Le Conseil assiste à la première représentation du monomime de Galipaux « le Premier cigare » et, après avoir témoigné à Mr Reynaud sa satisfaction au sujet des progrès réalisés par cette intéressante adaptation, prie Mr Jules Chéret de s'entendre avec Mr Galipaux relativement à la rémunération qu'il convient de lui accorder.

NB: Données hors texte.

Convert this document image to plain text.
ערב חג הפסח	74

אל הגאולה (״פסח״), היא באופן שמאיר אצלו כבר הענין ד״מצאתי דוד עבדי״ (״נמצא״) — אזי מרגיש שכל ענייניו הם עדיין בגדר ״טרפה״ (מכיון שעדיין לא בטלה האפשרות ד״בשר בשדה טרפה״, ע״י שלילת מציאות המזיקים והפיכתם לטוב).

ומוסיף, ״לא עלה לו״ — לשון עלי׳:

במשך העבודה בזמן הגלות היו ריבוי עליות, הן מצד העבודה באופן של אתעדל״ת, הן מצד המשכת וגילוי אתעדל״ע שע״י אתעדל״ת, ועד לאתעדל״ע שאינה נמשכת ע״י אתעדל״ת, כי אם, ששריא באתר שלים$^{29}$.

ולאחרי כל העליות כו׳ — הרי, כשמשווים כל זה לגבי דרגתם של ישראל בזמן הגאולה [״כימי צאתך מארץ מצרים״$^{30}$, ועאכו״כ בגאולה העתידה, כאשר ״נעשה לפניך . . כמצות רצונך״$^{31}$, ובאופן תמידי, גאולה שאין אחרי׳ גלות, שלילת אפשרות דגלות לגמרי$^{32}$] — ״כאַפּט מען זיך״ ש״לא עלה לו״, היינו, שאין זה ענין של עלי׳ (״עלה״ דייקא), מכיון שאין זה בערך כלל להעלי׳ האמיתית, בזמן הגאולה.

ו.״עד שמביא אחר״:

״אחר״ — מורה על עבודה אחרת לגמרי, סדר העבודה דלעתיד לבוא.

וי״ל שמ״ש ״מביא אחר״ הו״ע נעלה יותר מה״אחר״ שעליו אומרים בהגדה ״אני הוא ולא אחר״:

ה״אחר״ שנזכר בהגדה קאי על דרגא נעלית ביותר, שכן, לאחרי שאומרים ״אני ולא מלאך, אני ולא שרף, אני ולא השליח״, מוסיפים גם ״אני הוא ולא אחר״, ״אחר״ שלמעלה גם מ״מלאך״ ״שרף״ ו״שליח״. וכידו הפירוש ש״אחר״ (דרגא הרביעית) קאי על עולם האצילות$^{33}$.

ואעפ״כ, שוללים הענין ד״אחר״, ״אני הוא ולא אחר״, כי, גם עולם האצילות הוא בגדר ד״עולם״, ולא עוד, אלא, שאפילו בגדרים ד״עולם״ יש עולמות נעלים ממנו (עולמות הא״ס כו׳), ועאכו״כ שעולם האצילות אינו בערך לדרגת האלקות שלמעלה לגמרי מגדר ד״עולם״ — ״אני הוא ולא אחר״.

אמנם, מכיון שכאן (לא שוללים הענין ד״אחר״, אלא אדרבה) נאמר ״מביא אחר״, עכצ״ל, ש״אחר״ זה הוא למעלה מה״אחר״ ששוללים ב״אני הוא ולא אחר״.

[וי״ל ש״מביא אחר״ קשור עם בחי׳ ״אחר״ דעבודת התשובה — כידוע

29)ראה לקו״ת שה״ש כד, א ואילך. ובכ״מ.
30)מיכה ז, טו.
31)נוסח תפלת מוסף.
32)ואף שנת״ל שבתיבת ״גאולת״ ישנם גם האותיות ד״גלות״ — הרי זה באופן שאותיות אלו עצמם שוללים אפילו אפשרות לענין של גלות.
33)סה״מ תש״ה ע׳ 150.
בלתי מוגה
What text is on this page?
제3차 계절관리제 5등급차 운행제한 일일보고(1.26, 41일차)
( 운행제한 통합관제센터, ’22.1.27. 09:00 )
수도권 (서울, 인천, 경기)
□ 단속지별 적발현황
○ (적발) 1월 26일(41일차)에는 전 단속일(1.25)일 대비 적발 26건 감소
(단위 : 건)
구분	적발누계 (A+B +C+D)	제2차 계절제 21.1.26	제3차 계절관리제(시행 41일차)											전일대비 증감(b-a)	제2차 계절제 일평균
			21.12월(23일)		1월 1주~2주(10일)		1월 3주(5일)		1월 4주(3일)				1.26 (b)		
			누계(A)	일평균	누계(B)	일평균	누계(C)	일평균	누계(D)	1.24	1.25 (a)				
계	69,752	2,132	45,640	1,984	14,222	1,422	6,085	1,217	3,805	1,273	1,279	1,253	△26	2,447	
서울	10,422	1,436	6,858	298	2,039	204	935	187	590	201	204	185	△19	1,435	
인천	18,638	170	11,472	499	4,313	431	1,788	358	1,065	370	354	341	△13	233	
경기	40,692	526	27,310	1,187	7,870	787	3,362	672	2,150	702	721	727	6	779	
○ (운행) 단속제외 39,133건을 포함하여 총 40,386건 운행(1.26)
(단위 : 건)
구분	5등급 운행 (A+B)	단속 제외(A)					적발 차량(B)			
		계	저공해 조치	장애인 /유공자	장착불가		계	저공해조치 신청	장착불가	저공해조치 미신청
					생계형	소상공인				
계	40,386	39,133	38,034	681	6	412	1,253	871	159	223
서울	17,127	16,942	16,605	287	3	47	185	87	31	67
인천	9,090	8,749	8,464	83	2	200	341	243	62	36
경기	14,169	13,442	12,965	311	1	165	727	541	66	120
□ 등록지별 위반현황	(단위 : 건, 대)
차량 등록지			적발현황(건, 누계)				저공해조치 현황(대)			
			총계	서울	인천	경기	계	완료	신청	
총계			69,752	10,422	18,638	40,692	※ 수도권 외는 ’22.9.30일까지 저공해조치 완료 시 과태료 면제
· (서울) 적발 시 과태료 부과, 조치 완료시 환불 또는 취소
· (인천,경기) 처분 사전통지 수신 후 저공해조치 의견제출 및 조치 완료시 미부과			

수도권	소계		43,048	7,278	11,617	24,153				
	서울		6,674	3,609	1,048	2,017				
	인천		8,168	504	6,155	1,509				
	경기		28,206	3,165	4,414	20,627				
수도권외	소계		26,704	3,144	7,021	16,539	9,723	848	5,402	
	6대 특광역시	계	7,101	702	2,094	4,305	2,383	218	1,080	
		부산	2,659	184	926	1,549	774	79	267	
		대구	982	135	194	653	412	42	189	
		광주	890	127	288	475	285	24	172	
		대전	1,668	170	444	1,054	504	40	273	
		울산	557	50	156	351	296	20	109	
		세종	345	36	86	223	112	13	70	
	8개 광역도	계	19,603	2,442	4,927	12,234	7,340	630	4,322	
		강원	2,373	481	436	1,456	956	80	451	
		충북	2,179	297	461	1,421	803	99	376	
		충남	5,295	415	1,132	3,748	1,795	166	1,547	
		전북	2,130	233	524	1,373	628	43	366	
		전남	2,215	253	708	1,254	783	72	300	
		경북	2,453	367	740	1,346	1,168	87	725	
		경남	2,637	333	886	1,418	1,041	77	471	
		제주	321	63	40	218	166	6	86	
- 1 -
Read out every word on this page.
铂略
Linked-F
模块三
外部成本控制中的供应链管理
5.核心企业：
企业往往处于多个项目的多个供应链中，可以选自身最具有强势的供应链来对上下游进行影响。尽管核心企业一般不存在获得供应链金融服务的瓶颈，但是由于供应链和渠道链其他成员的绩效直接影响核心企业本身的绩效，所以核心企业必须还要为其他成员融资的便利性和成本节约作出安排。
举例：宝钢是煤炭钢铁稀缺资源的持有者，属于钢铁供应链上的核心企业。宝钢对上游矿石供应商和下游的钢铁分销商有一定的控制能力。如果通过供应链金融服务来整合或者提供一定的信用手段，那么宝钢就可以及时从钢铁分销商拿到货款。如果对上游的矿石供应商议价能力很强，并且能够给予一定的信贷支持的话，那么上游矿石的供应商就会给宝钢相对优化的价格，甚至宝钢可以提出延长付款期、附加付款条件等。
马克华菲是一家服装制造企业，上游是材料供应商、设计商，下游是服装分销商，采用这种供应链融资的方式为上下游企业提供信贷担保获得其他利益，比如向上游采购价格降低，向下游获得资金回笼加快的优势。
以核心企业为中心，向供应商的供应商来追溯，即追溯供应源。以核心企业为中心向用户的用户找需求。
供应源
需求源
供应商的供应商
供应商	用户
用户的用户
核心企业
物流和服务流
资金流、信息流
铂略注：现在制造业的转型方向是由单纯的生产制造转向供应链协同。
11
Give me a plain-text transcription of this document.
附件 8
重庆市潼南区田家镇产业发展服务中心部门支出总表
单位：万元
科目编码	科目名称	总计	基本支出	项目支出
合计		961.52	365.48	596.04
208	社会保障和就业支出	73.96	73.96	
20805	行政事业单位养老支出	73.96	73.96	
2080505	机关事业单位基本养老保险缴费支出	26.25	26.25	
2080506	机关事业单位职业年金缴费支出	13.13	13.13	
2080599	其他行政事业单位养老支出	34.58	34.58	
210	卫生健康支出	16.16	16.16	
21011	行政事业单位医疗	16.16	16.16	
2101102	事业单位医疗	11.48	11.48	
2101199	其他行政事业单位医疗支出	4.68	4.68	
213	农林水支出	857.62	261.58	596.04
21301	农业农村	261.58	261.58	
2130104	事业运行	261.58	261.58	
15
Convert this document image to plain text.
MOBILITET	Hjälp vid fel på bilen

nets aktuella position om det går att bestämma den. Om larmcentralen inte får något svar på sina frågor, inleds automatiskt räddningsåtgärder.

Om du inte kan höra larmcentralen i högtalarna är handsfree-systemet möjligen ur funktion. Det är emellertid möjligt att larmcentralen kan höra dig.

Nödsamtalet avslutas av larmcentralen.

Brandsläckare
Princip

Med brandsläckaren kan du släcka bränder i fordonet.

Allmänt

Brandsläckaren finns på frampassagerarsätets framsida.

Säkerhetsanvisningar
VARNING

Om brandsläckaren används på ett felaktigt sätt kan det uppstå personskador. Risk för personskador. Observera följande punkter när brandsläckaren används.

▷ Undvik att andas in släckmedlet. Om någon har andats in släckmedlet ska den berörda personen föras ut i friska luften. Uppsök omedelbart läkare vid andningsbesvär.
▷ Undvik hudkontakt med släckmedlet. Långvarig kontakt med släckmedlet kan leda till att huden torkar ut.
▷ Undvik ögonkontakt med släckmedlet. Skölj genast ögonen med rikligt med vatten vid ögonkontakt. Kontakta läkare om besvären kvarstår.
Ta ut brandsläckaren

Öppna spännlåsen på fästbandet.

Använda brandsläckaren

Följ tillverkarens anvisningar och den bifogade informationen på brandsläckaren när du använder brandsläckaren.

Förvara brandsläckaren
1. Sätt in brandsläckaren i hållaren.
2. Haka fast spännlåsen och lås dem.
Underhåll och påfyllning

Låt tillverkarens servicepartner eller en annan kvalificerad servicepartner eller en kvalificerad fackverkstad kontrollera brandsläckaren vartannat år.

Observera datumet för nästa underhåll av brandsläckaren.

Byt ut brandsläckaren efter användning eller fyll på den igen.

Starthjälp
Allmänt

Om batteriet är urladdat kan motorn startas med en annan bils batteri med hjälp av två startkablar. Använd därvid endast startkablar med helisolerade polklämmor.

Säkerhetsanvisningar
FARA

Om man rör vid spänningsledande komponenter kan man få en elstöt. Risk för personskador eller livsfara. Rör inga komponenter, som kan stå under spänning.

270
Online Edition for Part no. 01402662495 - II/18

Musée Grévin, Conseil d'Administration, 30 juin 1897

 

Cela ne date pas d'hier, ni d'avant-hier...
pour retrouver le premier que j'ai tourné,
il faut que je remonte
(la tête m'en tourne )  
à plus d'un quart de siècle en arrière.
J'étais bien jeune alors, si jeune que j'étais encore potache...
Je veux dire que j'étais grimé en potache, vêtu d'une belle redingote d'uniforme et coiffé d'un képi
crânement incliné sur l'oreille. 
Cela se passait dans l'atelier d'un photographe de la rue de Londres; 
mais, chose curieuse au lieu de me dire:
"Ne bougez plus !
on m'avait dit:
"Bougez tant que vous voudrez !"
D'habitude, je n'avais pas besoin de ce conseil, mais un photographe me faisant cette recommandation c'était tout à fait nouveau pour moi, 
et je crois bien qu'en novembre 1896, 
ça n'était pas arrivé  encore à beaucoup de mes confrères en art dramatique.
Je suis donc entré en scène d'un air vainqueur et brandissant un cigare de luxe.
J'ai allumé ce cigare, en ai tiré des bouffées impressionnantes puis j'ai mimé les impressions fâcheuses qu'il produisait peu à peu sur moi :
 m'affaissant par degrés, pâlissant, blêmissant, titubant, me reprenant par effort de volonté,
tirant d'énormes bouffées coup sur coup, puis renonçant à continuer
et passant par toutes les phases de l'abrutissement le plus pénible, jusqu'à ce qu'enfin, 
au moment psychologique,  ou plutôt physiologique , où allaient se déclencher les catastrophes finales, je disparaissais dans la coulisse.
Pendant cette pantomime, un appareil, dont je ne voyais que la boite de cuivre et l'objectif,
était placé à quelques mètres devant moi, et un monsieur grave tournait régulièrement
une manivelle d'une main automatique : c'était Émile Reynaud et son photoscénographe.
Quelques temps après, on m'applaudissait au Musée Grévin sur l'écran des Pantomimes. Lumineuses.
J'apparaissais vivant, frappant de vérité, en couleurs, 
(c'est même une des rares occasions où mes amis ont pu me voir des couleurs) avec toutes mes attitudes et mes moindres jeux de physionomie.
Et pendant de longs soirs, j'ai répété ainsi la scène du Premier Cigare des centaines de fois, sans m'en porter plus mal; quel coeur il faut que j'aie!
Il serait vraiment dommage de laisser passer inaperçu ce petit fait historique, à un moment où tout le monde se préoccupe de l'origine du cinéma, et je suis heureux , en le relatant, de contribuer à mettre en lumière le mérite d'un inventeur qui fût en la matière un des grands artisans de la première heure..."


Galipaux, Souvenirs.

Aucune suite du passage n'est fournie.